September 9.—It is pleasant being with my wife. Told her unpleasant truths and she was not angry.
September 10.—Sonya tidied my room and then shouted disgustingly at Vlass. I am training myself to abstain from indignation and to see in it a moral bump which one must recognise as a fact and face its existence in one's action.
September 15.—Went to look for mushrooms. Miserable.
September 17.—Talk in the morning. And
sudden fury. Then she came to me and nagged until I was beside myself. I said nothing and did nothing, but I was very unhappy. She ran away in hysterics, I ran after her, horribly worried.
After this diary of 1884 no diaries so far as I know were left by Leo Nikolaevitch for several years. Did he cease to keep his diary that he might not increase his spiritual sufferings by recording them on paper, preferring to continue his intense struggle with himself in complete solitude before no one but his God? Did he keep a diary and afterwards himself destroy it, not wishing to reveal to anyone the sufferings to which he was subjected?

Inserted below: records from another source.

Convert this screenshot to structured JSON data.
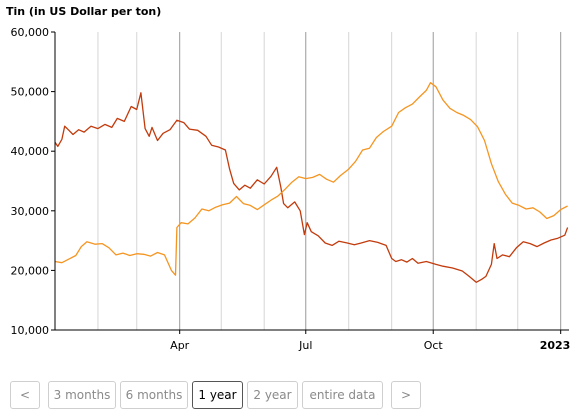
{
  "chart_data": {
    "type": "line",
    "ylabel": "Tin (in US Dollar per ton)",
    "ylim": [
      10000,
      60000
    ],
    "yticks": [
      "10,000",
      "20,000",
      "30,000",
      "40,000",
      "50,000",
      "60,000"
    ],
    "xlim": [
      "2022-01-01",
      "2023-01-07"
    ],
    "xticks": [
      {
        "date": "2022-04-01",
        "label": "Apr",
        "bold": false
      },
      {
        "date": "2022-07-01",
        "label": "Jul",
        "bold": false
      },
      {
        "date": "2022-10-01",
        "label": "Oct",
        "bold": false
      },
      {
        "date": "2023-01-01",
        "label": "2023",
        "bold": true
      }
    ],
    "grid": true,
    "series": [
      {
        "color": "#c23b0c",
        "points": [
          [
            "2022-01-01",
            41500
          ],
          [
            "2022-01-03",
            40800
          ],
          [
            "2022-01-06",
            42000
          ],
          [
            "2022-01-08",
            44200
          ],
          [
            "2022-01-11",
            43500
          ],
          [
            "2022-01-14",
            42800
          ],
          [
            "2022-01-18",
            43600
          ],
          [
            "2022-01-22",
            43200
          ],
          [
            "2022-01-27",
            44200
          ],
          [
            "2022-02-01",
            43800
          ],
          [
            "2022-02-06",
            44500
          ],
          [
            "2022-02-11",
            44000
          ],
          [
            "2022-02-15",
            45500
          ],
          [
            "2022-02-20",
            45000
          ],
          [
            "2022-02-25",
            47500
          ],
          [
            "2022-03-01",
            47000
          ],
          [
            "2022-03-04",
            49800
          ],
          [
            "2022-03-07",
            43800
          ],
          [
            "2022-03-10",
            42500
          ],
          [
            "2022-03-12",
            44000
          ],
          [
            "2022-03-16",
            41800
          ],
          [
            "2022-03-20",
            43000
          ],
          [
            "2022-03-25",
            43600
          ],
          [
            "2022-03-30",
            45200
          ],
          [
            "2022-04-04",
            44800
          ],
          [
            "2022-04-08",
            43700
          ],
          [
            "2022-04-14",
            43500
          ],
          [
            "2022-04-20",
            42500
          ],
          [
            "2022-04-24",
            41000
          ],
          [
            "2022-04-29",
            40700
          ],
          [
            "2022-05-04",
            40200
          ],
          [
            "2022-05-07",
            37000
          ],
          [
            "2022-05-10",
            34600
          ],
          [
            "2022-05-14",
            33500
          ],
          [
            "2022-05-18",
            34300
          ],
          [
            "2022-05-22",
            33800
          ],
          [
            "2022-05-27",
            35200
          ],
          [
            "2022-06-01",
            34500
          ],
          [
            "2022-06-06",
            35800
          ],
          [
            "2022-06-10",
            37300
          ],
          [
            "2022-06-13",
            34000
          ],
          [
            "2022-06-15",
            31200
          ],
          [
            "2022-06-18",
            30500
          ],
          [
            "2022-06-23",
            31500
          ],
          [
            "2022-06-27",
            30000
          ],
          [
            "2022-06-30",
            26000
          ],
          [
            "2022-07-02",
            28000
          ],
          [
            "2022-07-05",
            26500
          ],
          [
            "2022-07-10",
            25800
          ],
          [
            "2022-07-15",
            24600
          ],
          [
            "2022-07-20",
            24200
          ],
          [
            "2022-07-25",
            24900
          ],
          [
            "2022-07-31",
            24600
          ],
          [
            "2022-08-05",
            24300
          ],
          [
            "2022-08-10",
            24600
          ],
          [
            "2022-08-16",
            25000
          ],
          [
            "2022-08-22",
            24700
          ],
          [
            "2022-08-28",
            24200
          ],
          [
            "2022-09-01",
            22000
          ],
          [
            "2022-09-04",
            21500
          ],
          [
            "2022-09-08",
            21800
          ],
          [
            "2022-09-12",
            21400
          ],
          [
            "2022-09-16",
            22000
          ],
          [
            "2022-09-20",
            21200
          ],
          [
            "2022-09-26",
            21500
          ],
          [
            "2022-10-03",
            21000
          ],
          [
            "2022-10-08",
            20700
          ],
          [
            "2022-10-15",
            20400
          ],
          [
            "2022-10-22",
            19900
          ],
          [
            "2022-10-27",
            19000
          ],
          [
            "2022-11-01",
            18000
          ],
          [
            "2022-11-05",
            18500
          ],
          [
            "2022-11-08",
            19000
          ],
          [
            "2022-11-12",
            21000
          ],
          [
            "2022-11-14",
            24500
          ],
          [
            "2022-11-16",
            22000
          ],
          [
            "2022-11-20",
            22600
          ],
          [
            "2022-11-25",
            22300
          ],
          [
            "2022-11-30",
            23800
          ],
          [
            "2022-12-05",
            24800
          ],
          [
            "2022-12-10",
            24500
          ],
          [
            "2022-12-15",
            24000
          ],
          [
            "2022-12-20",
            24600
          ],
          [
            "2022-12-25",
            25100
          ],
          [
            "2022-12-30",
            25400
          ],
          [
            "2023-01-04",
            25900
          ],
          [
            "2023-01-06",
            27200
          ]
        ]
      },
      {
        "color": "#f59521",
        "points": [
          [
            "2022-01-01",
            21500
          ],
          [
            "2022-01-06",
            21300
          ],
          [
            "2022-01-11",
            21900
          ],
          [
            "2022-01-16",
            22500
          ],
          [
            "2022-01-20",
            24000
          ],
          [
            "2022-01-24",
            24800
          ],
          [
            "2022-01-30",
            24400
          ],
          [
            "2022-02-04",
            24500
          ],
          [
            "2022-02-09",
            23800
          ],
          [
            "2022-02-14",
            22600
          ],
          [
            "2022-02-19",
            22900
          ],
          [
            "2022-02-24",
            22500
          ],
          [
            "2022-03-01",
            22800
          ],
          [
            "2022-03-06",
            22700
          ],
          [
            "2022-03-11",
            22400
          ],
          [
            "2022-03-16",
            23000
          ],
          [
            "2022-03-21",
            22600
          ],
          [
            "2022-03-26",
            20000
          ],
          [
            "2022-03-29",
            19200
          ],
          [
            "2022-03-30",
            27200
          ],
          [
            "2022-04-02",
            28000
          ],
          [
            "2022-04-07",
            27800
          ],
          [
            "2022-04-12",
            28800
          ],
          [
            "2022-04-17",
            30300
          ],
          [
            "2022-04-22",
            30000
          ],
          [
            "2022-04-27",
            30600
          ],
          [
            "2022-05-02",
            31000
          ],
          [
            "2022-05-07",
            31300
          ],
          [
            "2022-05-12",
            32400
          ],
          [
            "2022-05-17",
            31200
          ],
          [
            "2022-05-22",
            30900
          ],
          [
            "2022-05-27",
            30200
          ],
          [
            "2022-06-01",
            31000
          ],
          [
            "2022-06-06",
            31800
          ],
          [
            "2022-06-11",
            32500
          ],
          [
            "2022-06-16",
            33600
          ],
          [
            "2022-06-21",
            34800
          ],
          [
            "2022-06-26",
            35700
          ],
          [
            "2022-07-01",
            35400
          ],
          [
            "2022-07-06",
            35600
          ],
          [
            "2022-07-11",
            36100
          ],
          [
            "2022-07-16",
            35300
          ],
          [
            "2022-07-21",
            34800
          ],
          [
            "2022-07-26",
            35900
          ],
          [
            "2022-08-01",
            37000
          ],
          [
            "2022-08-06",
            38300
          ],
          [
            "2022-08-11",
            40200
          ],
          [
            "2022-08-16",
            40500
          ],
          [
            "2022-08-21",
            42300
          ],
          [
            "2022-08-26",
            43300
          ],
          [
            "2022-09-01",
            44200
          ],
          [
            "2022-09-06",
            46500
          ],
          [
            "2022-09-11",
            47300
          ],
          [
            "2022-09-16",
            47900
          ],
          [
            "2022-09-21",
            49100
          ],
          [
            "2022-09-26",
            50200
          ],
          [
            "2022-09-29",
            51500
          ],
          [
            "2022-10-03",
            50800
          ],
          [
            "2022-10-08",
            48600
          ],
          [
            "2022-10-13",
            47200
          ],
          [
            "2022-10-18",
            46500
          ],
          [
            "2022-10-23",
            46000
          ],
          [
            "2022-10-28",
            45300
          ],
          [
            "2022-11-02",
            44100
          ],
          [
            "2022-11-07",
            41800
          ],
          [
            "2022-11-12",
            37900
          ],
          [
            "2022-11-17",
            34900
          ],
          [
            "2022-11-22",
            32800
          ],
          [
            "2022-11-27",
            31300
          ],
          [
            "2022-12-02",
            30900
          ],
          [
            "2022-12-07",
            30300
          ],
          [
            "2022-12-12",
            30500
          ],
          [
            "2022-12-17",
            29800
          ],
          [
            "2022-12-22",
            28700
          ],
          [
            "2022-12-27",
            29200
          ],
          [
            "2023-01-01",
            30200
          ],
          [
            "2023-01-06",
            30800
          ]
        ]
      }
    ]
  },
  "controls": {
    "prev": "<",
    "next": ">",
    "ranges": [
      {
        "label": "3 months",
        "active": false
      },
      {
        "label": "6 months",
        "active": false
      },
      {
        "label": "1 year",
        "active": true
      },
      {
        "label": "2 year",
        "active": false
      },
      {
        "label": "entire data",
        "active": false
      }
    ]
  }
}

Were the missing diaries lost in some other way, if indeed they ever existed? To these questions there is no answer, and it is hardly likely there will be.

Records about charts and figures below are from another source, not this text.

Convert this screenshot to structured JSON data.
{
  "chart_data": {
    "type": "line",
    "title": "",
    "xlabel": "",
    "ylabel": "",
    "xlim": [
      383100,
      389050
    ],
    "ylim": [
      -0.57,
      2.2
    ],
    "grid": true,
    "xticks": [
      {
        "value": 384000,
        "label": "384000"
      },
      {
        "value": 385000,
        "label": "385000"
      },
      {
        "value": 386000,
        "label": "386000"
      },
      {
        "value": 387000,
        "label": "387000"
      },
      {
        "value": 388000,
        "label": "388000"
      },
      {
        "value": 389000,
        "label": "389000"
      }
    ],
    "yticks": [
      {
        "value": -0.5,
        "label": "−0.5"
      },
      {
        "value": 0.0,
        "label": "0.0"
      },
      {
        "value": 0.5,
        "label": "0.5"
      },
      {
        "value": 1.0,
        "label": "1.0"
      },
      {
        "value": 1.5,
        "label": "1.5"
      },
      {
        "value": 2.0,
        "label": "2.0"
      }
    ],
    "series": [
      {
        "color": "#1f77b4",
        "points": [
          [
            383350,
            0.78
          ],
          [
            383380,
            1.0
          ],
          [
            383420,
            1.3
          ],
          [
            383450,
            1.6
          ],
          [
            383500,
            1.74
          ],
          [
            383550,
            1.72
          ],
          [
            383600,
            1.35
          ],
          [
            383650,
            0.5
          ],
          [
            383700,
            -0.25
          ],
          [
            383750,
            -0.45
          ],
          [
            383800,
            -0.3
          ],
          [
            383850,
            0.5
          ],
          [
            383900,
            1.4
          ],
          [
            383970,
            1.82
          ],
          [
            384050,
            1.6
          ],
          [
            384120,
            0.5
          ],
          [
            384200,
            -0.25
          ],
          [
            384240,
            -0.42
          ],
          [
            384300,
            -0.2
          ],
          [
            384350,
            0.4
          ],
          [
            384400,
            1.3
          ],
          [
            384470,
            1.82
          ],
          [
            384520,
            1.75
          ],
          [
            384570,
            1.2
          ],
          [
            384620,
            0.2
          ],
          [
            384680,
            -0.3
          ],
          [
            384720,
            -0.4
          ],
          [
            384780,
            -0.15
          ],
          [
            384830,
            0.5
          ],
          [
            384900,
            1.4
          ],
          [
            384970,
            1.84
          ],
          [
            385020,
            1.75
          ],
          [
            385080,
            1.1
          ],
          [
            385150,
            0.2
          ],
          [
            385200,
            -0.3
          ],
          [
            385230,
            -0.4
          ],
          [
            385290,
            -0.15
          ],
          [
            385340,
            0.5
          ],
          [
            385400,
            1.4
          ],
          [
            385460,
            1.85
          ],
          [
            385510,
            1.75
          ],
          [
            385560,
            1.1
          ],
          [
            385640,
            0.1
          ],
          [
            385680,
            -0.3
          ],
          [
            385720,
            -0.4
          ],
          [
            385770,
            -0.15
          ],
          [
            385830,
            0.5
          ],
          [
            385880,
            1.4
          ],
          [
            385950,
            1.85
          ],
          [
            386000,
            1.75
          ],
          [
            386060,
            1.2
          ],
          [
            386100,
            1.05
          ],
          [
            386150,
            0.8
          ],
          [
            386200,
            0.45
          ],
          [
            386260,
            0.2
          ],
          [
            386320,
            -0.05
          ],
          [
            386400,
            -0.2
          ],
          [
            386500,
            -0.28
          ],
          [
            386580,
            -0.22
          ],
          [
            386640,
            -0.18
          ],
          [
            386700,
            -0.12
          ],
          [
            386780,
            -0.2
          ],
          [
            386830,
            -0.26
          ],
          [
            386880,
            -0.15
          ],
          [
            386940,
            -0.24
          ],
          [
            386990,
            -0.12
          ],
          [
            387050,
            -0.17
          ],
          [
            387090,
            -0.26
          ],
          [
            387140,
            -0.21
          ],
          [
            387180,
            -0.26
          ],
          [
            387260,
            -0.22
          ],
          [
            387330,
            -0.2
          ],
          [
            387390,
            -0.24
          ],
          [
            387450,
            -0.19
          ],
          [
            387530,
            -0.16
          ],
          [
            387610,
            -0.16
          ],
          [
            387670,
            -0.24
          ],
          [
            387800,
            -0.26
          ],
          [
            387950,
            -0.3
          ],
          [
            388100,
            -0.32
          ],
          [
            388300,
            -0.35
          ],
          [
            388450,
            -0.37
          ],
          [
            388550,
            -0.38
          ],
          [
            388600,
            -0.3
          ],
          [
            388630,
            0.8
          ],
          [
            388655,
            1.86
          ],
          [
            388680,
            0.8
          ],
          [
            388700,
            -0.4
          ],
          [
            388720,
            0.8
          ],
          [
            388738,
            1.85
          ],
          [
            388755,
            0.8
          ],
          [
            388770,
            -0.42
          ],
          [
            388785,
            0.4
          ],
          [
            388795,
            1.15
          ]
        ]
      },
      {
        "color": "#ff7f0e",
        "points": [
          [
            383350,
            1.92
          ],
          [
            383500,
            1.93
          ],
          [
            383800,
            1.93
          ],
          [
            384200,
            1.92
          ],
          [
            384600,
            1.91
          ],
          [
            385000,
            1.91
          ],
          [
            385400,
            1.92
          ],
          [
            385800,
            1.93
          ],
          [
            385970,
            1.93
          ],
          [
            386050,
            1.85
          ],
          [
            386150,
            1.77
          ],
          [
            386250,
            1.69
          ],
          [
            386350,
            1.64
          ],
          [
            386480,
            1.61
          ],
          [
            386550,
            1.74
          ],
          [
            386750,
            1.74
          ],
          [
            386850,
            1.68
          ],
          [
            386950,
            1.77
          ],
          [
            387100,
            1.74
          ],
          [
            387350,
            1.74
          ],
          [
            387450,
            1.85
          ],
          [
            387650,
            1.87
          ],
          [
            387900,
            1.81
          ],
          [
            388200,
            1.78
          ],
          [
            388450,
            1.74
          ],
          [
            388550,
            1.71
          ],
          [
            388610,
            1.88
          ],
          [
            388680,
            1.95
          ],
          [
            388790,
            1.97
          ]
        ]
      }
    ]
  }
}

By Leo Nikolaevitch's notes in his later diaries kept from the year 1888, one thing is placed beyond doubt, that is, that his spiritual sufferings and inward struggles in connection with his family relations continued the whole of the rest of his life. And in this struggle his higher consciousness became brighter and brighter, his spiritual
force grew and gained strength. As the years passed he gained an amazing mastery of his personal desires and weaknesses. At times, as indeed was inevitable, he recognised with peculiar pain his complete loneliness in the midst of the people surrounding him. To what degree he felt himself a stranger in his own family, how completely he was deprived of that warm, genuine sympathy on the part of his wife which is the most precious thing in married life, can to some extent be judged by the notes in which, with irrepressible grief, he recalls his mother.

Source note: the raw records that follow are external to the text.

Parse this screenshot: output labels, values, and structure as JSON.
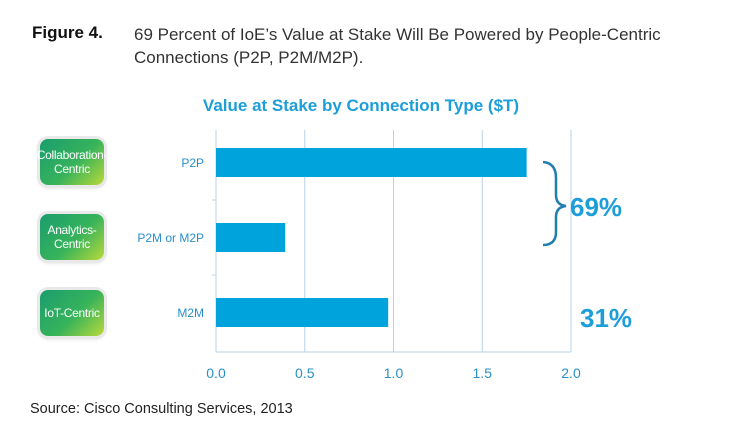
{
  "figure": {
    "label": "Figure 4.",
    "caption": "69 Percent of IoE’s Value at Stake Will Be Powered by People-Centric Connections (P2P, P2M/M2P)."
  },
  "categories_boxes": [
    "Collaboration-Centric",
    "Analytics-Centric",
    "IoT-Centric"
  ],
  "source": "Source: Cisco Consulting Services, 2013",
  "colors": {
    "bar": "#00a3dc",
    "title": "#1d9ed9",
    "grid": "#b8d2e6",
    "brace": "#1f7fb0"
  },
  "chart_data": {
    "type": "bar",
    "orientation": "horizontal",
    "title": "Value at Stake by Connection Type ($T)",
    "categories": [
      "P2P",
      "P2M or M2P",
      "M2M"
    ],
    "values": [
      1.75,
      0.39,
      0.97
    ],
    "xlim": [
      0,
      2.0
    ],
    "xticks": [
      "0.0",
      "0.5",
      "1.0",
      "1.5",
      "2.0"
    ],
    "grid": true,
    "annotations": [
      {
        "text": "69%",
        "groups": [
          "P2P",
          "P2M or M2P"
        ]
      },
      {
        "text": "31%",
        "groups": [
          "M2M"
        ]
      }
    ]
  }
}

His attitude to her memory, as is well known, was always the most reverent. In his Recollections of Childhood he writes of her: "It was necessary for her to love not herself, and one love followed another. Such is the spiritual figure of my mother in my imagination; she stood before me as such a lofty, pure, spiritual being that often in the middle period of my life, when I was struggling with temptations which almost overwhelmed me, I prayed to her soul, entreating her to help me, and this prayer was always a help to me."